The UAE is also boosting its manufacturing sector. It plans to more than double the contribution of the industrial sector to the country's economy to Dh300 billion by 2031.

The UAE's oil production in the third quarter averaged 3.17 million barrels per day while the country's hydrocarbon GDP is estimated to have grown 13 per cent annually during the period, data from the Central Bank showed.

Oil GDP is projected to grow by 11 per cent and 3 per cent in 2022 and 2023, respectively, with performance in both years depending on the “evolution of the Russia-Ukraine conflict, potential global economic slowdown, further Opec+ decisions to change production levels, potential reduction in output by some of the other Opec members, and further post-Covid recovery”, the Central Bank said.

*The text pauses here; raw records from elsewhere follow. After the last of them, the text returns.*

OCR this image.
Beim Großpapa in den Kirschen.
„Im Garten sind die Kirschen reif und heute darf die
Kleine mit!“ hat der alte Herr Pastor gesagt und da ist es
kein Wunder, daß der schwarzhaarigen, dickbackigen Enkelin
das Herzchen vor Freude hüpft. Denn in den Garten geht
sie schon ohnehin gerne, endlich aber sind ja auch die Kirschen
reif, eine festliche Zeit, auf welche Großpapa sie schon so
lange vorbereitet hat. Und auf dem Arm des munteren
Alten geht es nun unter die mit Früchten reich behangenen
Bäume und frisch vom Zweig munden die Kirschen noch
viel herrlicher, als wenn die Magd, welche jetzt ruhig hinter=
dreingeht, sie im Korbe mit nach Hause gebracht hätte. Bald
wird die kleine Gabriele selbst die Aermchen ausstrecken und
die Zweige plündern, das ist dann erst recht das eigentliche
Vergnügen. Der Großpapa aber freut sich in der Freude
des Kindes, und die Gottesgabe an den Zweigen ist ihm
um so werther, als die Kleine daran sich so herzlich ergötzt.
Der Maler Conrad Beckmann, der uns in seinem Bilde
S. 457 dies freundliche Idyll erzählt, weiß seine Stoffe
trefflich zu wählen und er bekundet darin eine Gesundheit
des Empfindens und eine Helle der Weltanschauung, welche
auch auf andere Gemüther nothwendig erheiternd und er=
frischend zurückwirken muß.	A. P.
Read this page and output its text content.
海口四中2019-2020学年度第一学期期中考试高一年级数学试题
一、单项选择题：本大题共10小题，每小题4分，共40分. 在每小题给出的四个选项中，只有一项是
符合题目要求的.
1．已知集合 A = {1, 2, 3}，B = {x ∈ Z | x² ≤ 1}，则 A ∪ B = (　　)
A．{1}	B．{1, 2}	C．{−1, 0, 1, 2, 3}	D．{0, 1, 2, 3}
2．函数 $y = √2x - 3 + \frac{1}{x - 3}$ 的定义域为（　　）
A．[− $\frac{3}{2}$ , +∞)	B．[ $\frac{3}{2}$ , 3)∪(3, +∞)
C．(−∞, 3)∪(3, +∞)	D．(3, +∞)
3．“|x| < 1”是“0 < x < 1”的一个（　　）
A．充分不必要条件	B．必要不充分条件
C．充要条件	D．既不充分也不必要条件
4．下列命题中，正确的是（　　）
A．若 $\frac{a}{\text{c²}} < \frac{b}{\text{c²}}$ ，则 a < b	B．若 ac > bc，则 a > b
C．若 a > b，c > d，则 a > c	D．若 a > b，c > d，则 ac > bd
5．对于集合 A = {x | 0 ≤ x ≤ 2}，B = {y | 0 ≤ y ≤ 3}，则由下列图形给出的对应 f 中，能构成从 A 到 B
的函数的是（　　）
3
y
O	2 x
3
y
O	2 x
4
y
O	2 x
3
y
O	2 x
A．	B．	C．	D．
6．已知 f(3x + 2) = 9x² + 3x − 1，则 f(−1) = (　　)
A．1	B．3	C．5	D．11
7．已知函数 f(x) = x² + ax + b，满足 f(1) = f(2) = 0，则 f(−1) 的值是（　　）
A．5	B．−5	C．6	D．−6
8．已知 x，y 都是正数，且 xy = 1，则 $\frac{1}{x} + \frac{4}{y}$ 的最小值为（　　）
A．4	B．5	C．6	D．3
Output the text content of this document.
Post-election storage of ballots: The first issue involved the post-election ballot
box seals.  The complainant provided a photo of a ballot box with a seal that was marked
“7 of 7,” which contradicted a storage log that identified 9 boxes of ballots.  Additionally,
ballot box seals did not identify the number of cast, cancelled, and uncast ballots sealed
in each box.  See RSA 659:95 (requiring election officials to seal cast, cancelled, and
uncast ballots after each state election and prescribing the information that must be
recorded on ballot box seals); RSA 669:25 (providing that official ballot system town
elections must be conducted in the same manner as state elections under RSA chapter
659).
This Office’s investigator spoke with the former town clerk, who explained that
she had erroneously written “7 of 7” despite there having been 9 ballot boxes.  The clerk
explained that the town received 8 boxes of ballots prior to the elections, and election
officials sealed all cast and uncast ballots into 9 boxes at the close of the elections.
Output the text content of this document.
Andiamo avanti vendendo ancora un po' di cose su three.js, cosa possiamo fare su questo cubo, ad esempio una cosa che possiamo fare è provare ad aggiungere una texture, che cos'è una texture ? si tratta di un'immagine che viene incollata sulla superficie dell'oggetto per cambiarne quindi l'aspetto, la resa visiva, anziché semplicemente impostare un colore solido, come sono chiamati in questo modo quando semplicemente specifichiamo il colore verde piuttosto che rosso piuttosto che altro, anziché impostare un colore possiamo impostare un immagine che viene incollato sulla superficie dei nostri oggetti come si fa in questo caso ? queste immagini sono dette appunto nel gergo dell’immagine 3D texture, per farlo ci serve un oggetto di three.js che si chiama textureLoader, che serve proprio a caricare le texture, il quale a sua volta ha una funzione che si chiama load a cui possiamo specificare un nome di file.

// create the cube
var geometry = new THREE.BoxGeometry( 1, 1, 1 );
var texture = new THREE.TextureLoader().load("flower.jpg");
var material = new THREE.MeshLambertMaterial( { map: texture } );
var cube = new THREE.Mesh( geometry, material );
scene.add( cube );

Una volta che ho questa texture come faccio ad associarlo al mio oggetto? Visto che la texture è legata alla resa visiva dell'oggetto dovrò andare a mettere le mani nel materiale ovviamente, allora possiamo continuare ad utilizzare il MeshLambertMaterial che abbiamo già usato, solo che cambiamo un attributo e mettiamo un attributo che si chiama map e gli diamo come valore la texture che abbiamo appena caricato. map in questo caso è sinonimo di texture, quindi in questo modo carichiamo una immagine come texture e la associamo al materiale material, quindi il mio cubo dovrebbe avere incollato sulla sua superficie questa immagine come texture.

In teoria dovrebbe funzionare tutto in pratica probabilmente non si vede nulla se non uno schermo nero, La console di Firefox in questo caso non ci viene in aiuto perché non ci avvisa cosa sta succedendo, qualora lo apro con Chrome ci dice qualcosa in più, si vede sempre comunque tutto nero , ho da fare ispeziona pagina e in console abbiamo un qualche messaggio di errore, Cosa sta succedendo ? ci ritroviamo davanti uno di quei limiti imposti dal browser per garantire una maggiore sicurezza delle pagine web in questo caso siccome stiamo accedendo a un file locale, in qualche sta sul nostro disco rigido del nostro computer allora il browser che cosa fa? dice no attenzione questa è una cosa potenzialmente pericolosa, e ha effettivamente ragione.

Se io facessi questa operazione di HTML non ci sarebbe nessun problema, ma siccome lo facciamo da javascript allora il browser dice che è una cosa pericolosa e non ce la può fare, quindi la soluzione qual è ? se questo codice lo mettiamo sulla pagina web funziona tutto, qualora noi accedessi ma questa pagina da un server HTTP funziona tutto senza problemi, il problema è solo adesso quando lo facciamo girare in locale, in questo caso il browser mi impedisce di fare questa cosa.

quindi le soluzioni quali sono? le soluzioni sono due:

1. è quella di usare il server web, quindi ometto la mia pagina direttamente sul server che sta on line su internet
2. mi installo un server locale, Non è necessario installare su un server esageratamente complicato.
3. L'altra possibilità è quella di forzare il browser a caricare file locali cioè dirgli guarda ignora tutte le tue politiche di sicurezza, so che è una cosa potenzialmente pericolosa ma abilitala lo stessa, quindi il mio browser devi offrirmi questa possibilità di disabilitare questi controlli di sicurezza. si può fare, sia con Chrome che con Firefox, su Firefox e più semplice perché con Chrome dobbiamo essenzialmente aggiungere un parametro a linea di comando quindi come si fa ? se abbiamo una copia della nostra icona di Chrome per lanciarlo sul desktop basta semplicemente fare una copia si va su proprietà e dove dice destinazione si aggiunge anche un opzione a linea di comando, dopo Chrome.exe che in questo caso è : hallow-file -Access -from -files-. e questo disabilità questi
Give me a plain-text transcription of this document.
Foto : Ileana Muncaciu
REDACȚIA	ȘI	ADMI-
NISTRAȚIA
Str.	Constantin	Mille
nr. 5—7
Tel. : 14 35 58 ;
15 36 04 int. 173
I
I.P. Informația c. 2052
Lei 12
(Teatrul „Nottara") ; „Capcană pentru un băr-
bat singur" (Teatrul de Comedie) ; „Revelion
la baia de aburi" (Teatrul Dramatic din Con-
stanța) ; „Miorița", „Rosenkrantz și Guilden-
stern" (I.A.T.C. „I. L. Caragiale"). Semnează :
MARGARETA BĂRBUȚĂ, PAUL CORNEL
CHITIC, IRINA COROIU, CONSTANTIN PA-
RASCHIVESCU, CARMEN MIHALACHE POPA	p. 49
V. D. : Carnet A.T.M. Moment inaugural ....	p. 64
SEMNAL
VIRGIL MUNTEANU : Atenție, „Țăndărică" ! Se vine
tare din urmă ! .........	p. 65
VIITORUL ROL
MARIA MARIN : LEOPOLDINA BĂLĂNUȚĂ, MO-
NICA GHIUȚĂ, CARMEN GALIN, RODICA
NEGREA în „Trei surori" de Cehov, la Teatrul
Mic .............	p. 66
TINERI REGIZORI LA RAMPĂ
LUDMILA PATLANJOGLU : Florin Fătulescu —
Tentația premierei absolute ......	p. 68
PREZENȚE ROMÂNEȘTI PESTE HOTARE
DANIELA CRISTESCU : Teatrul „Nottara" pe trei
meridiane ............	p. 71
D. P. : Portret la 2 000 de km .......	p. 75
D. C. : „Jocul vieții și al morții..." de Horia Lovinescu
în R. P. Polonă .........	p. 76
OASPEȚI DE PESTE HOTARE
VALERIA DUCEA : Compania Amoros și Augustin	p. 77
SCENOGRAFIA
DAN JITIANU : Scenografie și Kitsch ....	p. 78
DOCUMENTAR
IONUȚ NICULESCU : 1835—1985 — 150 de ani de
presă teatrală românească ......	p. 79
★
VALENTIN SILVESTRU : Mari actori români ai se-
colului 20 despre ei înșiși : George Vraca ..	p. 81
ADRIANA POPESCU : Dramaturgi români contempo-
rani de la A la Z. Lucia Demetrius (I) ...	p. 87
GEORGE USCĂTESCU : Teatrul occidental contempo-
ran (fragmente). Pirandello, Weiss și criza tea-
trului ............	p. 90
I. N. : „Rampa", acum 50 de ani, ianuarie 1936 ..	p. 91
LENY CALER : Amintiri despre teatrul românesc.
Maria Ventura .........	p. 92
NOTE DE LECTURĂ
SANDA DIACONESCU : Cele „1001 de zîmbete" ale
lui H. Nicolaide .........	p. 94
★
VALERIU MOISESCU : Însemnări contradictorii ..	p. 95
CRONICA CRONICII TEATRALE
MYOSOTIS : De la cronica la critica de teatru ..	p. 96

Starting last month, Opec and its allies, including Russia, agreed to cut production by 2 million bpd amid demand concerns as global economies slow down on account of rising interest rates and the Ukraine crisis.

For 2022 and 2023, the Central Bank projects that the country’s non-oil sector will expand 6.1 per cent and 4.2 per cent, respectively, on the back of the easing of pandemic-related restrictions, recovery in global travel and tourism and booming real estate and construction sectors, it said.

Along with the oil price boost, increased government and private sector spending is driving GDP growth, the Central Bank said.

Given the rally in oil and gas prices and the expected increase in production, 2022 has witnessed higher government revenue, boosting public spending further.

Government revenue increased in the first half of 2022 by 46.7 per cent on a yearly basis to Dh305.6 billion due to an increase in taxes and social contributions.

On the expenditure side, current spending rose by 6.1 per cent yearly in the first half of 2022 to Dh180.1 billion compared to 5 per cent during the same period of the previous year.

The central bank also revised its projection for the UAE headline inflation downwards to 4.9 per cent factoring the latest developments in oil prices, with the regulator forecasting average Brent prices to be around $102 a barrel in 2022, less than previously expected, in addition to a moderation in food prices, compared to a quarter ago.